En fait, derrière les chiffres, il faut voir dans le recul prononcé l’obsolescence de ce que l’on a pu parfois appeler le « communisme municipal », c’est-à-dire l’équilibre d’une sociabilité populaire, à base ouvrière, d’une pratique politique (la « galaxie communiste », autour du parti, du syndicat et des associations) et d’un type de gestion municipale, au départ innovante et largement redistributrice. Les évolutions socioéconomiques et la crise ont défait cet équilibre et le PCF, pétrifié par ses kystes mentaux, n’a pas su dégager des alternatives cohérentes. De ce fait, le recul a été continu depuis 1983. Il est plus ou moins rapide (il s’est ralenti quelque peu en 2001 et surtout 2008, et il reprend en 2014), mais il ne s’est jamais interrompu. Or il n’affecte pas que le PC, mais la totalité de la gauche de gauche. Globalement, nous n’avons pas encore su trouver un mode d’action communale qui retrouve l’impulsion des premiers temps de la « République au village » (Troisième République) ou du « communisme municipal » du XXe siècle. Or cette réinvention est fondamentale, dans un moment où se complexifient les dynamiques territoriales. Local, national et même supranational, pour le fait métropolitain, s’interpénètrent de façon nouvelle. Si l’on s’englue dans le localisme, on est prisonnier des grandes logiques qui contraignent ce cadre aujourd’hui (la mondialisation financière libérale). Mais si l’on s’en tient à un discours trop général, trop national, comme l’a fait en partie le Parti de gauche, on court aussi à l’échec.

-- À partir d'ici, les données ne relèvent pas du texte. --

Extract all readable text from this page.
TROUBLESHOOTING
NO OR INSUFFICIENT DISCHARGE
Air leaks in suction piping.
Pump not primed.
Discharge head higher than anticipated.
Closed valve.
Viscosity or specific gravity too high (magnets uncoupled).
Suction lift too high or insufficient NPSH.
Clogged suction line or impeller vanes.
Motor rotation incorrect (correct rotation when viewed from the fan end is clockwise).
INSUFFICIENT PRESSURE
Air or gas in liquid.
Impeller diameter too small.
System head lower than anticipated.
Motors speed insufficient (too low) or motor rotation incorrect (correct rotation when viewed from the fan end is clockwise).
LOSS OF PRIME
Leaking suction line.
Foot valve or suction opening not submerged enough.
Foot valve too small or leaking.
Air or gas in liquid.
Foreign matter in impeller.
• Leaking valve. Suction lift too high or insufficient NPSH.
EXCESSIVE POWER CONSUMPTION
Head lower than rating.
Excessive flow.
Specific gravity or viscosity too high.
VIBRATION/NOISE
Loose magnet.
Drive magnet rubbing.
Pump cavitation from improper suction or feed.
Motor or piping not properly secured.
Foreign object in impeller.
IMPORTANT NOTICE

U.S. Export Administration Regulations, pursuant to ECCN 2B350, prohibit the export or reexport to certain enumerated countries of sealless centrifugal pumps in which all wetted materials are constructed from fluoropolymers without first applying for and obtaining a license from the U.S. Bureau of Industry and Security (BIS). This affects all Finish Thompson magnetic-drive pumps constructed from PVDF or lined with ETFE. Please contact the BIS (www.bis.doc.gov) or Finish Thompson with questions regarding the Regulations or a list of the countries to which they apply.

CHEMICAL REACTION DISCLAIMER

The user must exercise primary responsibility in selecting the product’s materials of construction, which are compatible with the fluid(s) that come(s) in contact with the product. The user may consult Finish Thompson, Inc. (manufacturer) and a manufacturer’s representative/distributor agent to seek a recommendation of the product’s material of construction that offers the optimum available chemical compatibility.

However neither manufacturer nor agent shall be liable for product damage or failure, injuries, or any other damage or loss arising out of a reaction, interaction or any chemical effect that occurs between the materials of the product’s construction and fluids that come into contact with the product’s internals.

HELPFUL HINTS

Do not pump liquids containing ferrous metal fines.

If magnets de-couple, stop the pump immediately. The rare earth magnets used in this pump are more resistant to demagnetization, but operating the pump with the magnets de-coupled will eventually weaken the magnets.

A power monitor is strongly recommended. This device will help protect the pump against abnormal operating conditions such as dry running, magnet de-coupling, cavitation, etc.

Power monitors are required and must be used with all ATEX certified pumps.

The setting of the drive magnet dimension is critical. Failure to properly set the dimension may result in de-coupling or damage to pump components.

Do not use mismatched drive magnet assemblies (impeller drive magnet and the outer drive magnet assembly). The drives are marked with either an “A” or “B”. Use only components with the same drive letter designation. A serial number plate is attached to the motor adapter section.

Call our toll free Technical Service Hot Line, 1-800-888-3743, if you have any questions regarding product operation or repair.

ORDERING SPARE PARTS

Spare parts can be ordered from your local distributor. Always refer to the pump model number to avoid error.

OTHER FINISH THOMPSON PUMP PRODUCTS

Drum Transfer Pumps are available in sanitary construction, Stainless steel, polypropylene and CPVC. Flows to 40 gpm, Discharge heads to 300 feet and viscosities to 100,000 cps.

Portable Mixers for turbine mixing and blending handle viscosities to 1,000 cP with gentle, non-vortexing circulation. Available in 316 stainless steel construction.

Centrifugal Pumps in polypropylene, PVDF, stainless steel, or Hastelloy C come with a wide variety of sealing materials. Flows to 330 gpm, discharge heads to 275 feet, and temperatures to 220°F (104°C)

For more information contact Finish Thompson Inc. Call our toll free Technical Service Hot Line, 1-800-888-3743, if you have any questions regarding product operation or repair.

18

…inventer une gauche alternative municipale ? Je ne suis pas en état de dégager des pistes pour une gauche alternative municipale. Je ne peux raisonner que par analogie historique. Au fond, ce qui a fait la force du communisme municipal à l’apogée fut d’avoir réalisé une sorte de synthèse du politique et du social. Pendant quelques années, la marche en avant du groupe ouvrier (la conquête de la dignité et des statuts), le grand rêve de la « Sociale » (soutenu alors par le mythe soviétique) et l’expansion du communisme ont semblé faire corps. Le mouvement social et la pratique démocratique y sont trouvé leur compte. Ces quelques décennies ont été une période d’intense politisation populaire et démocratique, quels qu’aient été les éléments très négatifs liés à la stalinisation du PCF de cette époque.

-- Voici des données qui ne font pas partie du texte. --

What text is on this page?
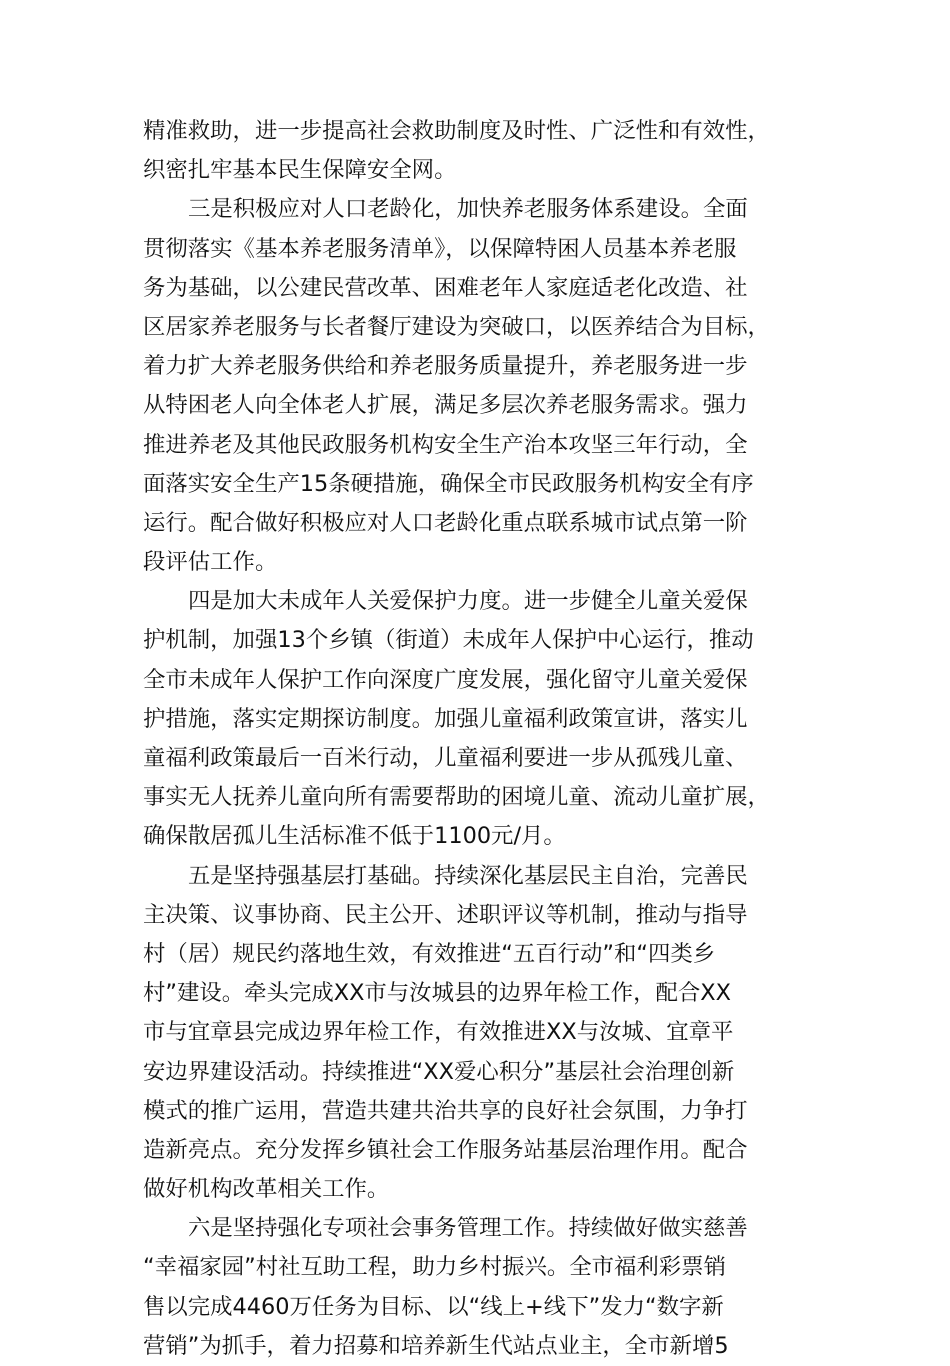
精准救助，进一步提高社会救助制度及时性、广泛性和有效性，
织密扎牢基本民生保障安全网。
三是积极应对人口老龄化，加快养老服务体系建设。全面
贯彻落实《基本养老服务清单》，以保障特困人员基本养老服
务为基础，以公建民营改革、困难老年人家庭适老化改造、社
区居家养老服务与长者餐厅建设为突破口，以医养结合为目标，
着力扩大养老服务供给和养老服务质量提升，养老服务进一步
从特困老人向全体老人扩展，满足多层次养老服务需求。强力
推进养老及其他民政服务机构安全生产治本攻坚三年行动，全
面落实安全生产15条硬措施，确保全市民政服务机构安全有序
运行。配合做好积极应对人口老龄化重点联系城市试点第一阶
段评估工作。
四是加大未成年人关爱保护力度。进一步健全儿童关爱保
护机制，加强13个乡镇（街道）未成年人保护中心运行，推动
全市未成年人保护工作向深度广度发展，强化留守儿童关爱保
护措施，落实定期探访制度。加强儿童福利政策宣讲，落实儿
童福利政策最后一百米行动，儿童福利要进一步从孤残儿童、
事实无人抚养儿童向所有需要帮助的困境儿童、流动儿童扩展，
确保散居孤儿生活标准不低于1100元/月。
五是坚持强基层打基础。持续深化基层民主自治，完善民
主决策、议事协商、民主公开、述职评议等机制，推动与指导
村（居）规民约落地生效，有效推进“五百行动”和“四类乡
村”建设。牵头完成XX市与汝城县的边界年检工作，配合XX
市与宜章县完成边界年检工作，有效推进XX与汝城、宜章平
安边界建设活动。持续推进“XX爱心积分”基层社会治理创新
模式的推广运用，营造共建共治共享的良好社会氛围，力争打
造新亮点。充分发挥乡镇社会工作服务站基层治理作用。配合
做好机构改革相关工作。
六是坚持强化专项社会事务管理工作。持续做好做实慈善
“幸福家园”村社互助工程，助力乡村振兴。全市福利彩票销
售以完成4460万任务为目标、以“线上+线下”发力“数字新
营销”为抓手，着力招募和培养新生代站点业主，全市新增5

Il faudrait pouvoir retrouver quelque chose de cette dynamique. Mais en tenant compte de ce que ni la société ni le « peuple » ne sont plus ce qu’ils étaient alors. Unifier les catégories populaires, créer de l’émancipation en actes ne pourra plus se faire à l’ancienne, dans des cadres soigneusement contrôlés. La galaxie sous dominante du « parti » n’est plus à l’ordre du jour. Le modèle syndicaliste révolutionnaire est lui-même essoufflé. L’interpénétration du social et du politique, de l’individu et du collectif, est à réinventer. C’est exaltant. Cela donne aussi le vertige, d’autant plus que le temps est compté. La percée du Front national et la montée de l’abstention disent que, pour l’instant, le ressentiment est la forme dominante d’expression du mécontentement ou de la colère.

Or la combativité nourrit l’esprit d’émancipation ; le ressentiment, lui, nourrit la contre-révolution.